ROCKETS RED GLARE
by Michael P. Northey
Young Offenders in association with
Little Wave Productions and Red Glare Productions Equity Co-op
At Beaumont Studios, 315 W. 5th Ave.
To July 2
Tickets $15 at 604-733-3783

In a small town somewhere in Georgia, four men share a jail cell. They don’t appear to have much in common. Redneck racist Trotter sniffs ominously around Kamal, an Iranian-American cab driver he persists in calling Camel. Black Muslim Nazeer loathes Trotter (“my white inbred brother”) from hard time they’ve done together in the Pen. Nazeer declares racial and political solidarity with Kamal who wants none of it, insisting he’s pro-Bush, a loyal American, in jail only by mistake. All three alternately admire Seaver, the former star quarterback lying on the cell floor covered in his own vomit, and despise him for having had sex with a 13-year-old.

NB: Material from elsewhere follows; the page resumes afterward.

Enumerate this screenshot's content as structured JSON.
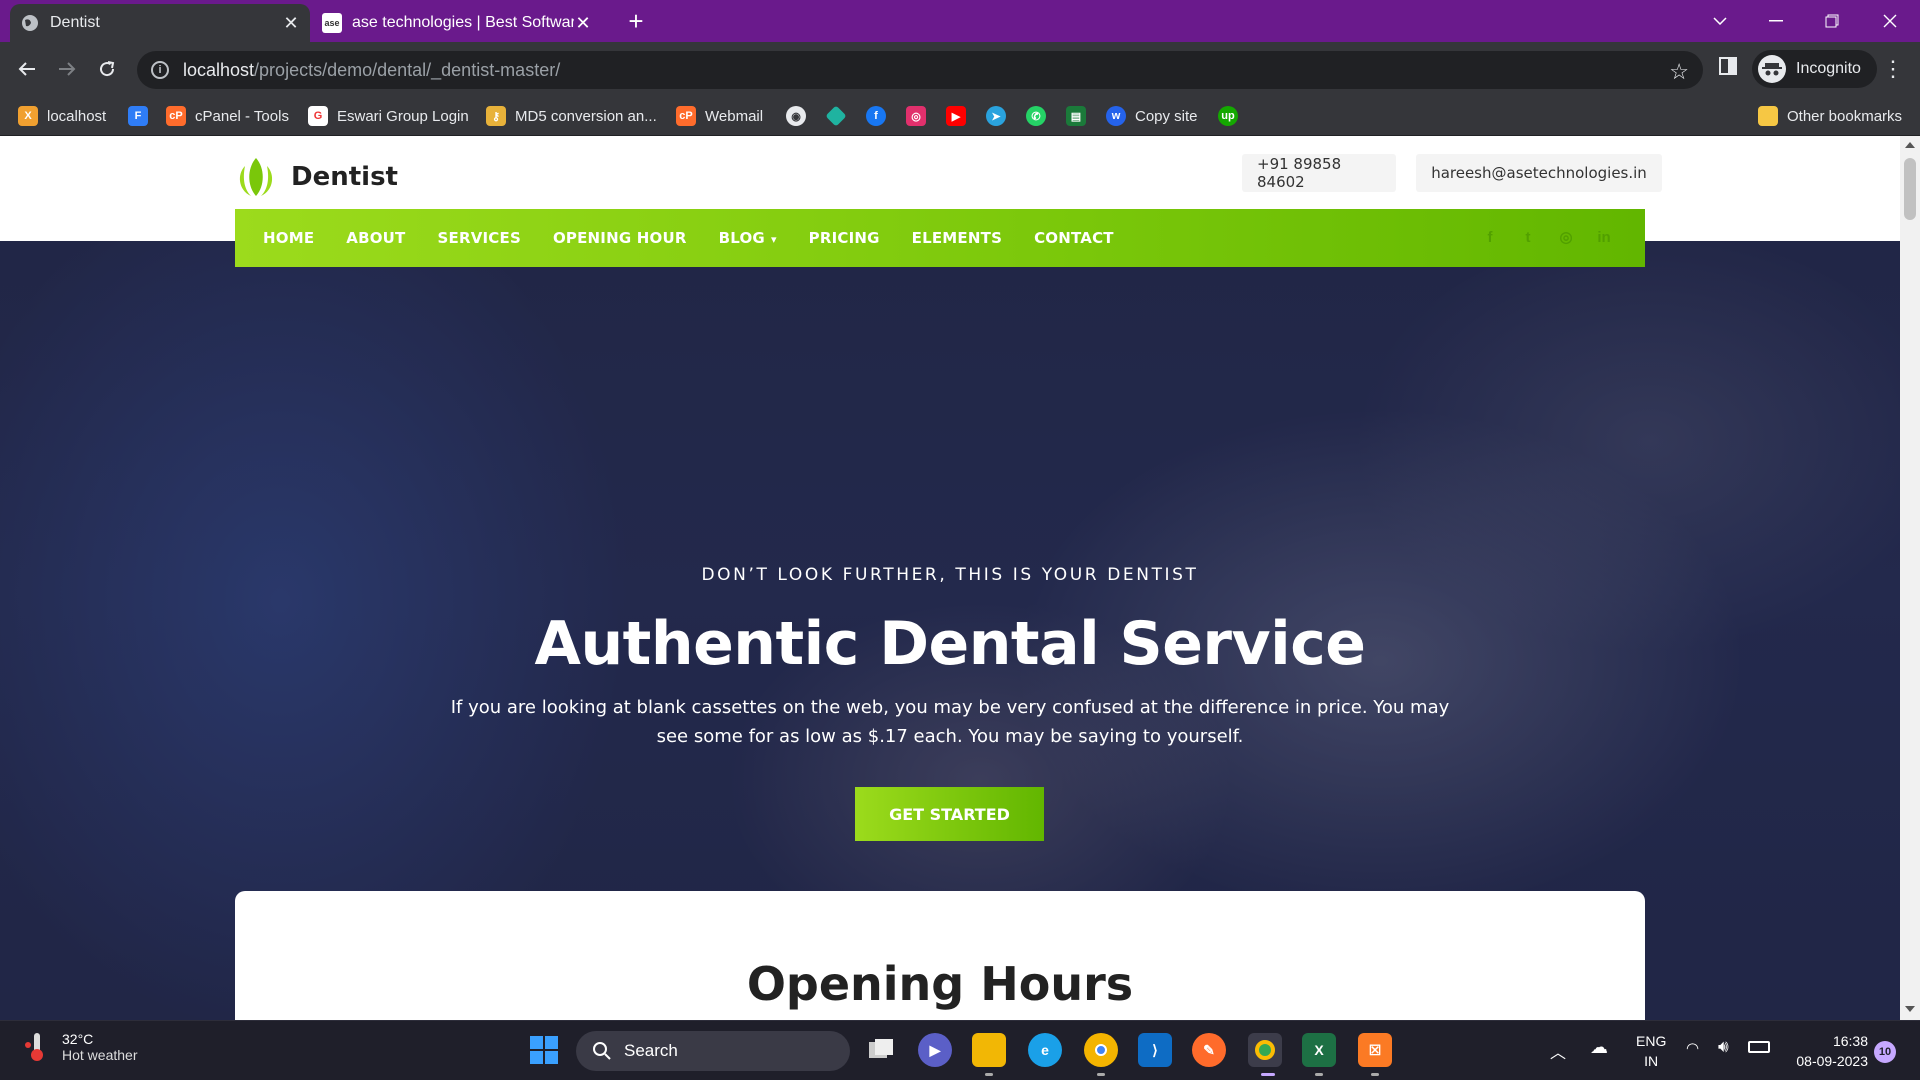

As the tough-ass female guard pulls them out one by one for some old fashioned Southern vigilante justice, it becomes clear that something special is going on. “A lot of people around here ain’t too happy with your kind,” she snarls at Kamal. But this transcends racial profiling.

These ain’t no A-rab terrorists and this ain’t Gitmo. It’s the heart of Bush country on the anniversary of 9/11 and no one has immunity. White, brown and black, they’re all on the List. Welcome to the new Amerikkka, suckas.

Michael P. Northey’s new play is ripped straight from the headlines, you might say if you were tempted to use clichés. And lord, lord, Rockets Red Glare is filled with them, contrivances presented in the theatrical equivalent of headlines, big and loud, in capital letters.

Clichés are rooted in truth. Like many of us, Northey is clearly appalled by what he has seen of our star-spangled neighbour’s paranoid human rights abuses in the name of protecting liberty. And I have to admire his putting his art where his heart is.

But he might be best served by taking the classic advice to young writers: write what you know. It’s hard for a Canadian to convincingly imagine himself deep inside the American nightmare. So much of this play seems derivative of media images and American character types. And under Northey’s direction, the play takes on some of the hysteria it wants to criticize. After the guard reveals that her brother was killed in Iraq, we move from high melodrama into Gothic psycho territory.

The very good acting would be more effective if Northey turned down the volume and intensity a couple of notches. David Richmond-Peck takes high honours as Trotter, revealing the sad truth of his white trash life. Despite excessive yelling, Rick Dobran provides a convincingly bewildered Kamal. Donny Lucas’ Nazeer is most effective when most cerebral, and Mike Dopud nicely underplays Seaver, the fallen idol. Irene Karas does what she can with the stereotypes and extremes of the guard.

John R. Taylor’s prison set looks and sounds authentic. Northey’s script rarely does.